Monday, 26 January 2009

CANDI STATON - IT'S NOT LOVE (BUT IT'S NOT BAD)

I can't believe that this song didn't make it onto the otherwise great compilation of Candi Staton's FAME recordings that came out a few years ago. Have a listen, it's amazing -- this tune, originally by Merle Haggard is so passionate you can just feel that Candi's marriage to Clarence Carter wasn't going so well.

The sound on this record is incredible, Candi says Rick Hall of Muscle Shoal FAME records, 'made me sing songs over and over and over again. He wanted to get that hoarseness in my voice.'

Candi was always one to better the popular version.
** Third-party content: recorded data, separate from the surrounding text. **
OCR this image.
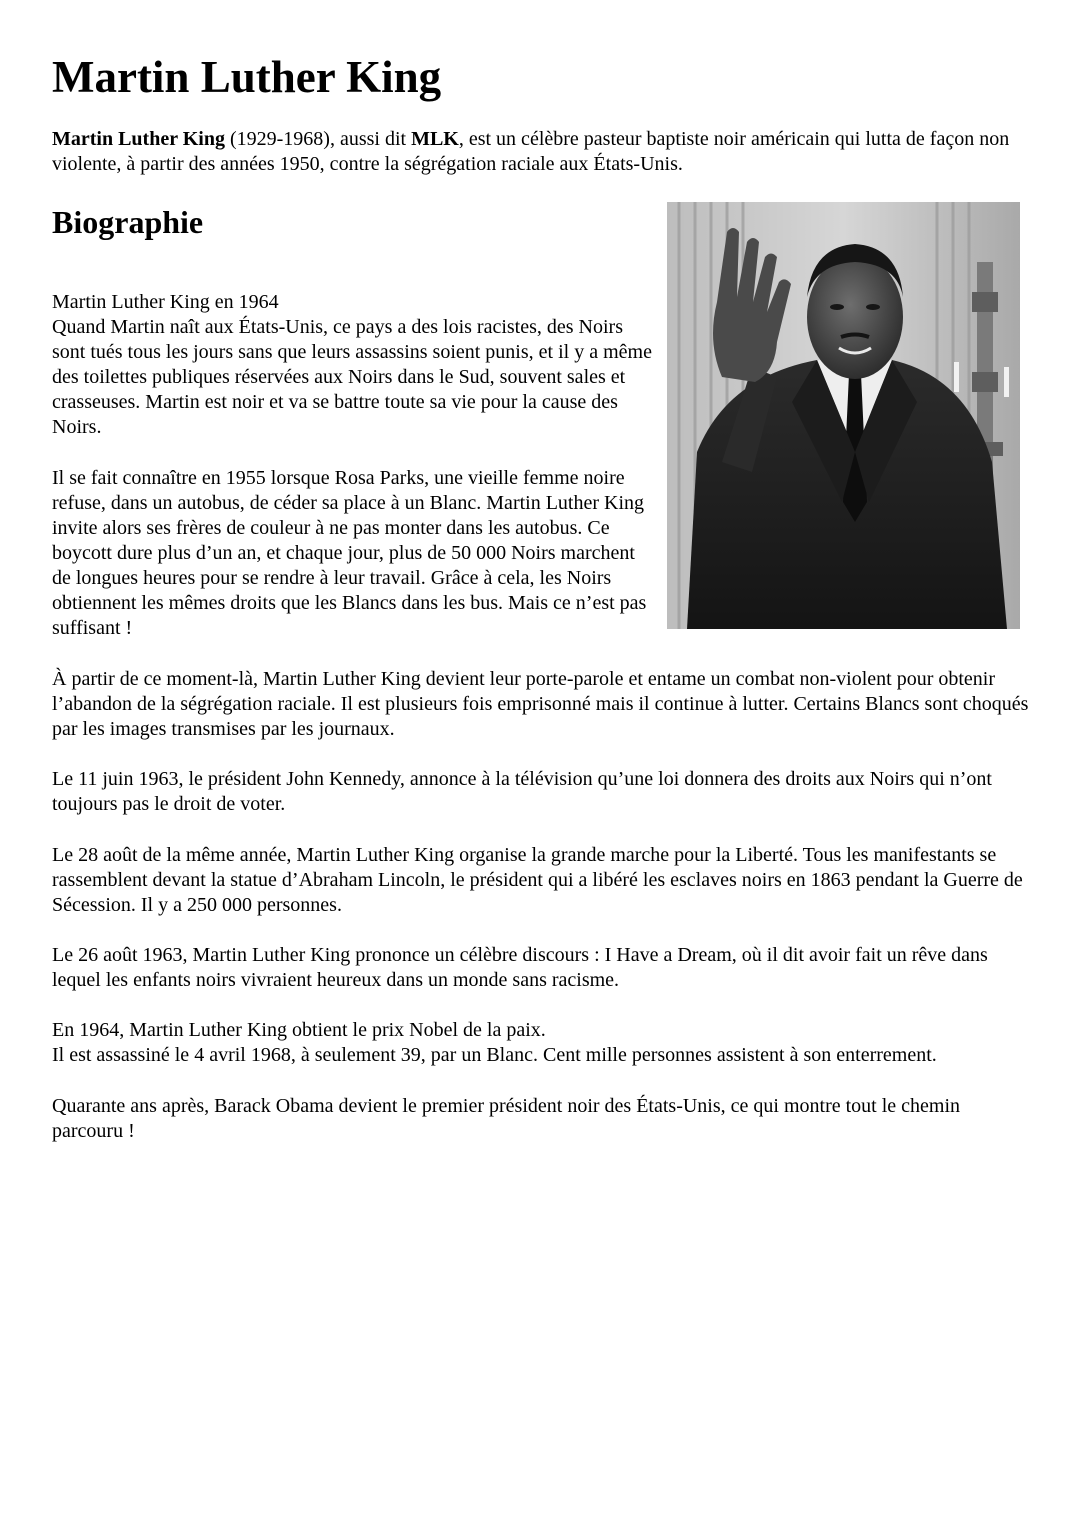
Martin Luther King

Martin Luther King (1929-1968), aussi dit MLK, est un célèbre pasteur baptiste noir américain qui lutta de façon non violente, à partir des années 1950, contre la ségrégation raciale aux États-Unis.

Biographie

Martin Luther King en 1964
Quand Martin naît aux États-Unis, ce pays a des lois racistes, des Noirs sont tués tous les jours sans que leurs assassins soient punis, et il y a même des toilettes publiques réservées aux Noirs dans le Sud, souvent sales et crasseuses. Martin est noir et va se battre toute sa vie pour la cause des Noirs.

Il se fait connaître en 1955 lorsque Rosa Parks, une vieille femme noire refuse, dans un autobus, de céder sa place à un Blanc. Martin Luther King invite alors ses frères de couleur à ne pas monter dans les autobus. Ce boycott dure plus d’un an, et chaque jour, plus de 50 000 Noirs marchent de longues heures pour se rendre à leur travail. Grâce à cela, les Noirs obtiennent les mêmes droits que les Blancs dans les bus. Mais ce n’est pas suffisant !

À partir de ce moment-là, Martin Luther King devient leur porte-parole et entame un combat non-violent pour obtenir l’abandon de la ségrégation raciale. Il est plusieurs fois emprisonné mais il continue à lutter. Certains Blancs sont choqués par les images transmises par les journaux.

Le 11 juin 1963, le président John Kennedy, annonce à la télévision qu’une loi donnera des droits aux Noirs qui n’ont toujours pas le droit de voter.

Le 28 août de la même année, Martin Luther King organise la grande marche pour la Liberté. Tous les manifestants se rassemblent devant la statue d’Abraham Lincoln, le président qui a libéré les esclaves noirs en 1863 pendant la Guerre de Sécession. Il y a 250 000 personnes.

Le 26 août 1963, Martin Luther King prononce un célèbre discours : I Have a Dream, où il dit avoir fait un rêve dans lequel les enfants noirs vivraient heureux dans un monde sans racisme.

En 1964, Martin Luther King obtient le prix Nobel de la paix.
Il est assassiné le 4 avril 1968, à seulement 39, par un Blanc. Cent mille personnes assistent à son enterrement.

Quarante ans après, Barack Obama devient le premier président noir des États-Unis, ce qui montre tout le chemin parcouru !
According to my mate Tim Tooher, her interpretation of In The Ghetto prompted Elvis to send a letter expressing his admiration.


Candi since went back to gospel singing but has another secular album coming out, check it out here.


Candi Staton - It's Not Love (but it's not bad)

MOMS MABLEY - ABRAHAM, MARTIN AND JOHN


As a comedian, Moms Mabley seemed an unlikely candidate to sing this song first made famous by Dion in 1968. Written by Dick Holler in response to the deaths of Martin Luther King Jr and Bobby Kennedy that same year (the Abraham, of course, refers to Lincoln, the John to JFK) Marvin Gaye had a go at it as did Smokey Robinson & the Miracles but for my money, this is the definitive version.
Billed as 'the funniest woman in the world' Moms Mabley played the 'chitlin circuit' from the 1930s and ended up doing Carnegie Hall by the 1960s.

She used her stage persona to champion civil rights, so this single really isn't a stretch, see if you can listen without getting a little choked up. I only have the 45, but would like the album just to hear her version of The Isley Brothers' It's Your Thing! If you see one of her records, buy it! Moms died at the age of 81 in 1975. Read more on Moms Mabley here.


Moms Mabley - Abraham, Martin and John





Sunday, 25 January 2009

Ernie K-Doe Appreciation



listen/download Mother-in-Law by Ernie K-Doe

To get into the Mother-in-Law Lounge in New Orleans, you have to be buzzed in. I pushed the button even though it looked dark inside, it was a Monday night after all.
‘Are you open?’ I enquired
‘No I’m Antoinette’ came the response.

Ernie’s wife and loyal guardian of all things K-Doe opened the door, plugged in the jukebox and cooked up some franks. We bought beers and wandered the small room. In the corner sits a mannequin of Ernie K-Doe, born Ernest Kador, a flamboyant R'n'B singer who was born, bred and died in New Orleans. The cracks are beginning to show in Ernie K Doe’s face. He died in 2001 and had a well-deserved send off fit for a king with a traditional jazz funeral, after all he was the self-proclaimed 'emperor of the universe'. He's since run for mayor and toured, in his fibreglass mannequin form.

Here's a choice slice of K-Doe, true he made (some) money off his ‘mother-in-law’ (the song went to No.1 in the US in 1961) but Antoinette will tell you, he and his MIL were tight. Well it wasn’t actually his song, it was Allen Toussaint’s, the man behind the Minit label and the musical genius of New Orleans – The Meters and Lee Dorsey, to name just a few, have him to thank for their careers.

Always the king of self-promotion, one of K-Doe's catchphrases was the self-addressed 'you just good, that's all!' I'd say that's an understatement, Ernie K-Doe is brilliant!